Let’s run the exploit on it:





kali> python3 mongobleed.py –host localhost









This initial scan probed memory offsets from 20 to 8192. The exploit works by creating BSON documents with artificially large length fields. When MongoDB processes these documents, it reads field names from uninitialized memory until it encounters a null byte. Using different offsets gives access to different memory regions.





The leaked data can include internal MongoDB logs and state information, WiredTiger configuration details, system /proc data such as memory and network stats, file paths from inside the Docker container, and even connection UUIDs and client IP addresses.

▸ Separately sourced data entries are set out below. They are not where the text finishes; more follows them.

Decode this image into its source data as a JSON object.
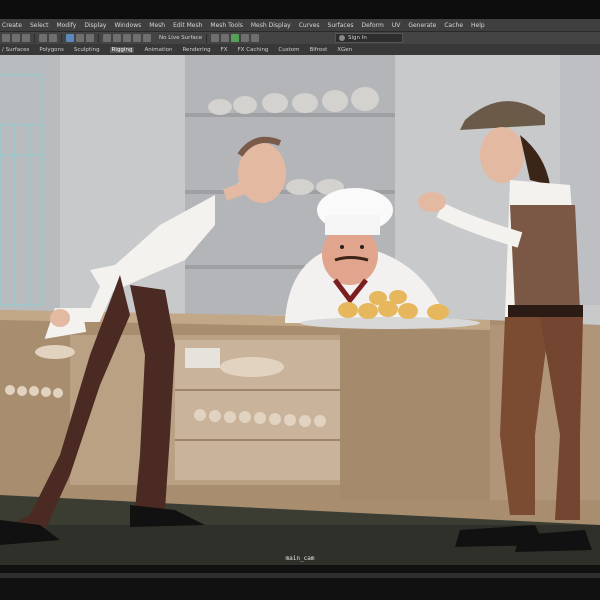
{
  "menu": {
    "items": [
      "Create",
      "Select",
      "Modify",
      "Display",
      "Windows",
      "Mesh",
      "Edit Mesh",
      "Mesh Tools",
      "Mesh Display",
      "Curves",
      "Surfaces",
      "Deform",
      "UV",
      "Generate",
      "Cache",
      "Help"
    ]
  },
  "toolbar": {
    "live_surface": "No Live Surface",
    "sign_in": "Sign In"
  },
  "shelf": {
    "tabs": [
      "/ Surfaces",
      "Polygons",
      "Sculpting",
      "Rigging",
      "Animation",
      "Rendering",
      "FX",
      "FX Caching",
      "Custom",
      "Bifrost",
      "XGen"
    ],
    "active_tab": "Rigging"
  },
  "viewport": {
    "camera_label": "main_cam"
  },
  "colors": {
    "ui_dark": "#3f3f3f",
    "viewport_bg": "#c9c9c9",
    "counter_wood": "#b49a7c"
  }
}
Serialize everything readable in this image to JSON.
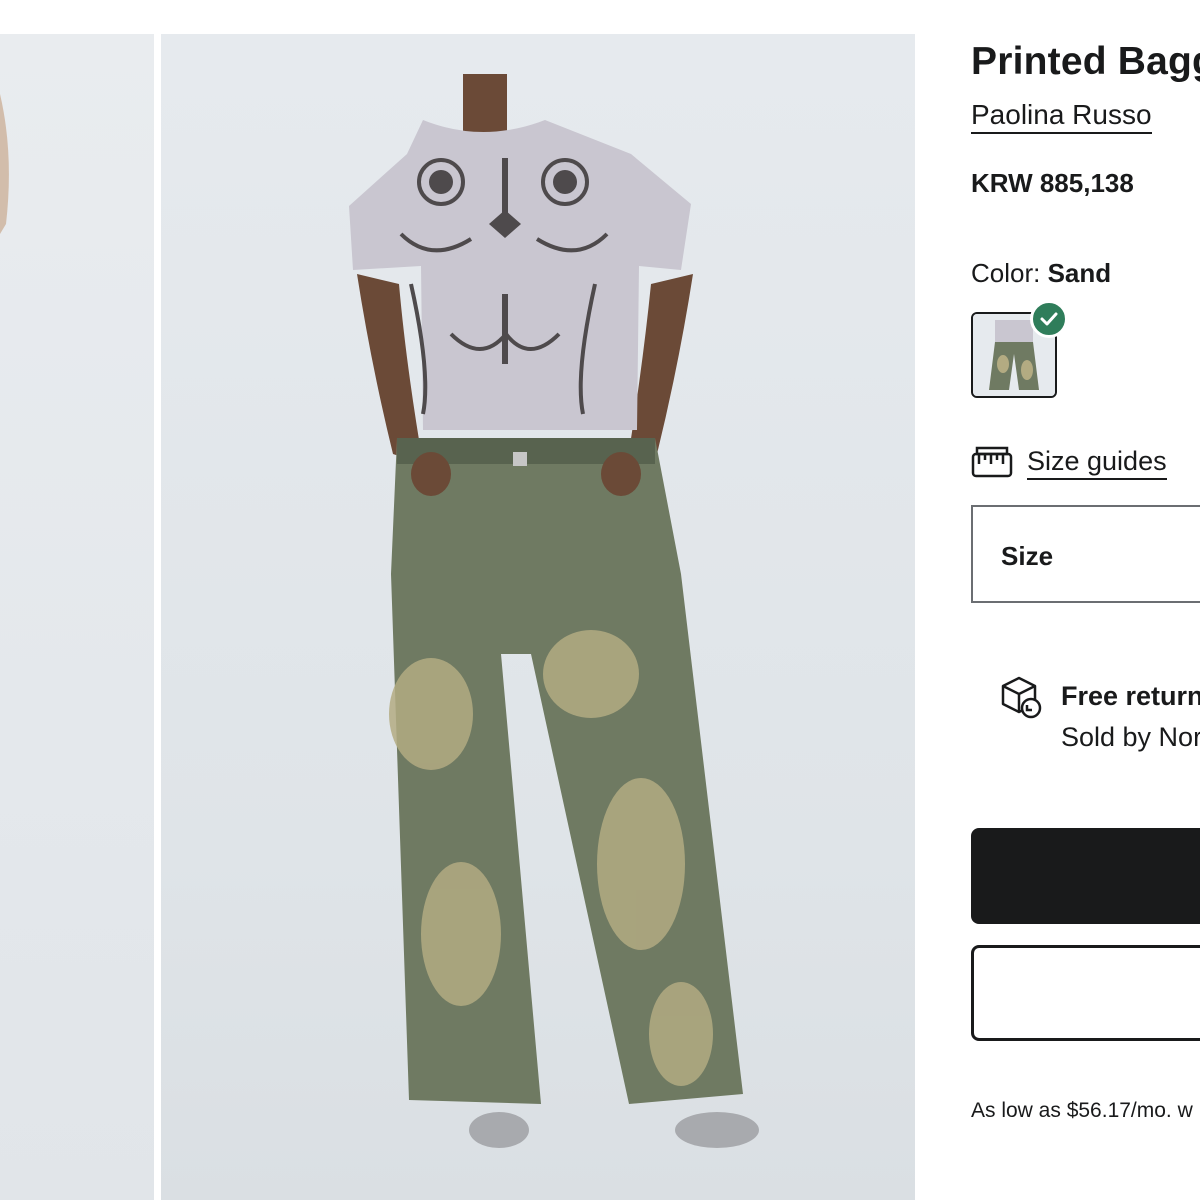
{
  "product": {
    "title": "Printed Bagg",
    "brand": "Paolina Russo",
    "price": "KRW 885,138"
  },
  "color": {
    "label": "Color: ",
    "value": "Sand"
  },
  "size_guides": {
    "icon": "ruler-icon",
    "label": "Size guides"
  },
  "size_select": {
    "label": "Size"
  },
  "returns": {
    "icon": "box-return-icon",
    "title": "Free returns",
    "subtitle": "Sold by Nor"
  },
  "financing": {
    "text": "As low as $56.17/mo. w"
  },
  "colors": {
    "selected_check": "#2f7d5a",
    "primary_button": "#191a1b"
  }
}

To gather more information, we can run a deeper scan:





kali> python3 mongobleed.py –host localhost –max-offset 50000









According to Shodan, there are nearly 214,000 hosts running MongoDB.









However, it’s important to remember that many of these systems are already patched, and some do not use zlib compression at all, which makes MongoBleed ineffective against them.





Summary





MongoBleed is one of the most serious MongoDB vulnerabilities discovered in recent years, affecting almost ten years of server releases. Tracked as CVE-2025-14847, it carries a CVSS score between 7.5 and 8.7, depending on the scoring system. Its impact is severe because it requires no login, is easy to exploit over the network, and affects MongoDB versions from 3.6 up through 8.2.





In this article, we walked through the vulnerability, demonstrated how it can be exploited in a lab setup, and highlighted the potential attack surface it exposes.